The county’s writ petition challenged the judge’s ruling only with respect to Sec. 6254(b).
The Court of Appeal initially denied the petition summarily, but the Supreme Court granted review and ordered the panel to consider the merits.
Narrow Construction
Justice Laurence Rubin, writing for the Court of Appeal, noted that the CPRA makes disclosure available to “every person,” so Anderson-Barker’s reasons for her request are irrelevant. He also noted that exemptions to the act must be construed narrowly, and that prior Court of Appeal decisions have limited Sec. 6254(b) to documents specifically prepared for use in litigation.
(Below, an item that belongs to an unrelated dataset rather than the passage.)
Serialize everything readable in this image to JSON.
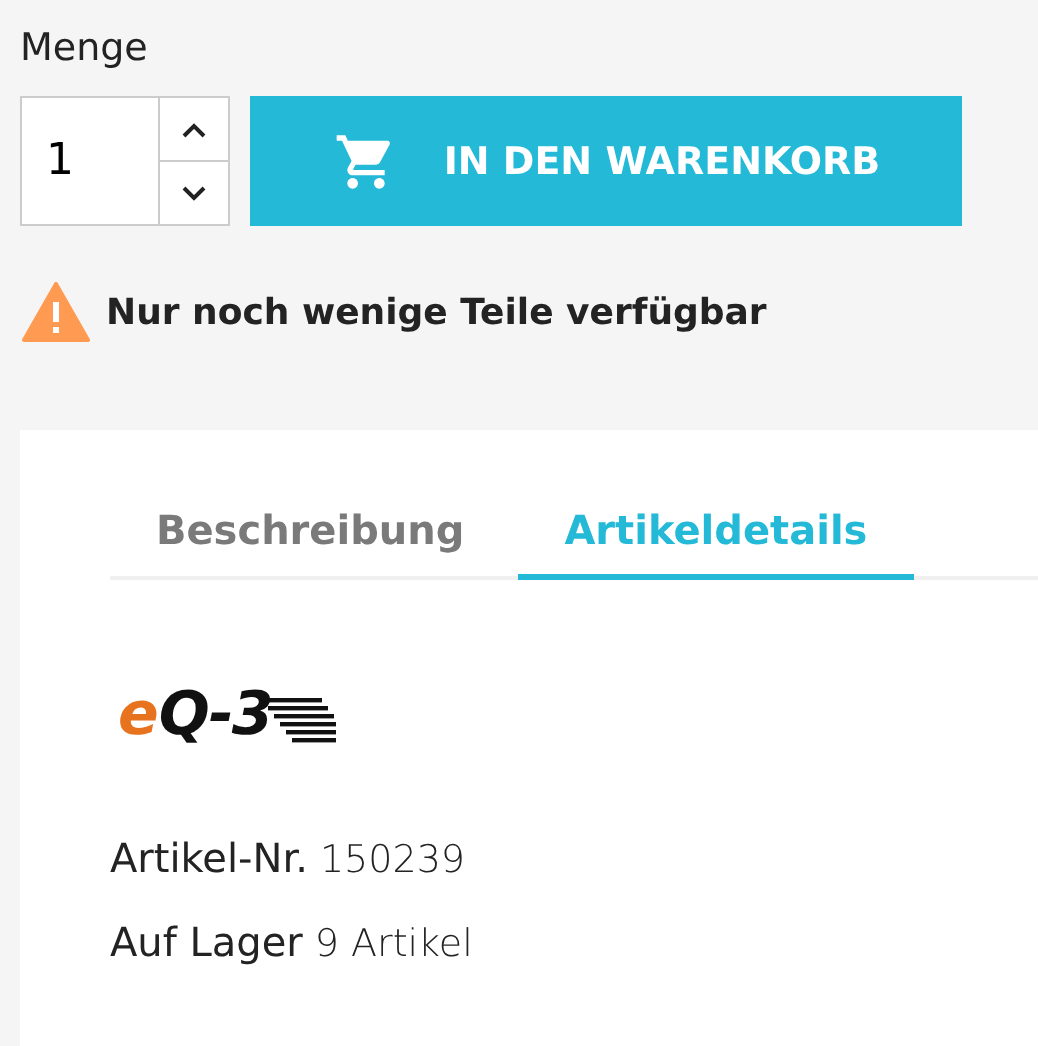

Thus, Rubin explained, it is possible for a litigant to obtain documents under the CPRA that have some relationship to the litigation but would not be available under traditional discovery. He cited an earlier case involving a client of Mann and Cook, Fairley v. Superior Court (1998) 66 Cal.App.4th 1414, in which the plaintiff in a civil rights suit was able to obtain documents related to the over-detention of inmates at the county jail.
In the current case, Rubin wrote, “the records in the records in question relate to pending litigation and, indeed, would not have existed but for the pending litigation.” But substantial evidence supports the trial judge’s conclusion that because the documents were prepared to facilitate payment of the lawyers’ bills and not for use in the litigation, they did not fall under the exemption, Rubin said.
Deputy County Counsel Jonathan McCaverty represented the county on appeal.
The case is County of Los Angeles v. Superior Court (Anderson-Barker), 12 S.O.S. 5863.